Professor Cuthbertson walked out imperiously, his mini-me in tow.
A baptism of fire is what Emma expected and a baptism of fire is what she received. Unfortunately, Prof Cuthbertson was the consultant on her surgical firm.
Emma made her way to Ward A1, which happened to be the main ward for general surgery. Double doors opened onto a cavernous space with beds on both sides and a nurses’ station in the centre. A smell of antiseptic with undertones of urine and anaerobic infection pervaded the space. Patients were male and most seemed to be elderly.
“You!” a voice boomed.
Emma turned suddenly to be confronted by a bloated figure in blue, who was obviously the matron judging by her elaborate headdress. It’s Hattie Jacques, Emma thought.
“Where’s your coat and badge?” she asked.
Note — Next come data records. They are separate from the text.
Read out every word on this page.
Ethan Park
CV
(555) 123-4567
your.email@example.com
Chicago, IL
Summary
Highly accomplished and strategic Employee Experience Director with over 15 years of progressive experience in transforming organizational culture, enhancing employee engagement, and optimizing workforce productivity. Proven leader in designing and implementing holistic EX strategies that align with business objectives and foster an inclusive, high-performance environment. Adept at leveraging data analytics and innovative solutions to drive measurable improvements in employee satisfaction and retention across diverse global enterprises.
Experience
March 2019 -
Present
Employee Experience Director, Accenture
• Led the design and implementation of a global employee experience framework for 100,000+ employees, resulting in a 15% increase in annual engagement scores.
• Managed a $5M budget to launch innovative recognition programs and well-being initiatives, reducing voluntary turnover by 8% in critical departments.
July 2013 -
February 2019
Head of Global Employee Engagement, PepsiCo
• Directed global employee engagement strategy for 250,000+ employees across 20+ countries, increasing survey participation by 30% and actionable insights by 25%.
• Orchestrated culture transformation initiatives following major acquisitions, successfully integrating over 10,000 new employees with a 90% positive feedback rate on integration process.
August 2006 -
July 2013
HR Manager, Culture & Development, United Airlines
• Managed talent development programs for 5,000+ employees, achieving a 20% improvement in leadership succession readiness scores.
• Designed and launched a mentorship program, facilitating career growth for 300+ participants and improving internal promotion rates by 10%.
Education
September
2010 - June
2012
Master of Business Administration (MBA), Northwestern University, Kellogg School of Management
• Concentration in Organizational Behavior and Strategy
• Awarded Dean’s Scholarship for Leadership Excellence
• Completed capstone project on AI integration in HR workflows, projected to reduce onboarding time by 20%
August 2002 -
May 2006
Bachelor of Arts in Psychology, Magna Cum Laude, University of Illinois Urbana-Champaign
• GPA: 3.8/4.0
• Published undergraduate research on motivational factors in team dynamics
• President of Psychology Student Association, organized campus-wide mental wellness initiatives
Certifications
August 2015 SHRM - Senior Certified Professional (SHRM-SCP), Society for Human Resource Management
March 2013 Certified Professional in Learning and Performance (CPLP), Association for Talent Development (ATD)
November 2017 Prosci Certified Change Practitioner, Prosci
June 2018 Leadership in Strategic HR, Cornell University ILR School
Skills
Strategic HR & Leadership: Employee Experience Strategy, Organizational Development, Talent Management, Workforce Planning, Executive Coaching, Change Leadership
“I wasn’t told anything about that; just to come and see you before I picked up my bleep,” said Emma.
“Doctor, your professional identity comes first, so I suggest you go to medical staffing and only return to the ward when you are suitably attired.”
Matron retreated into her office, the view of her stern as formidable as her aft. It reminded Emma of her mother in her more pigged-out phase, except that her mother wore hand-crocheted ethnic tents rather than starched blue uniforms.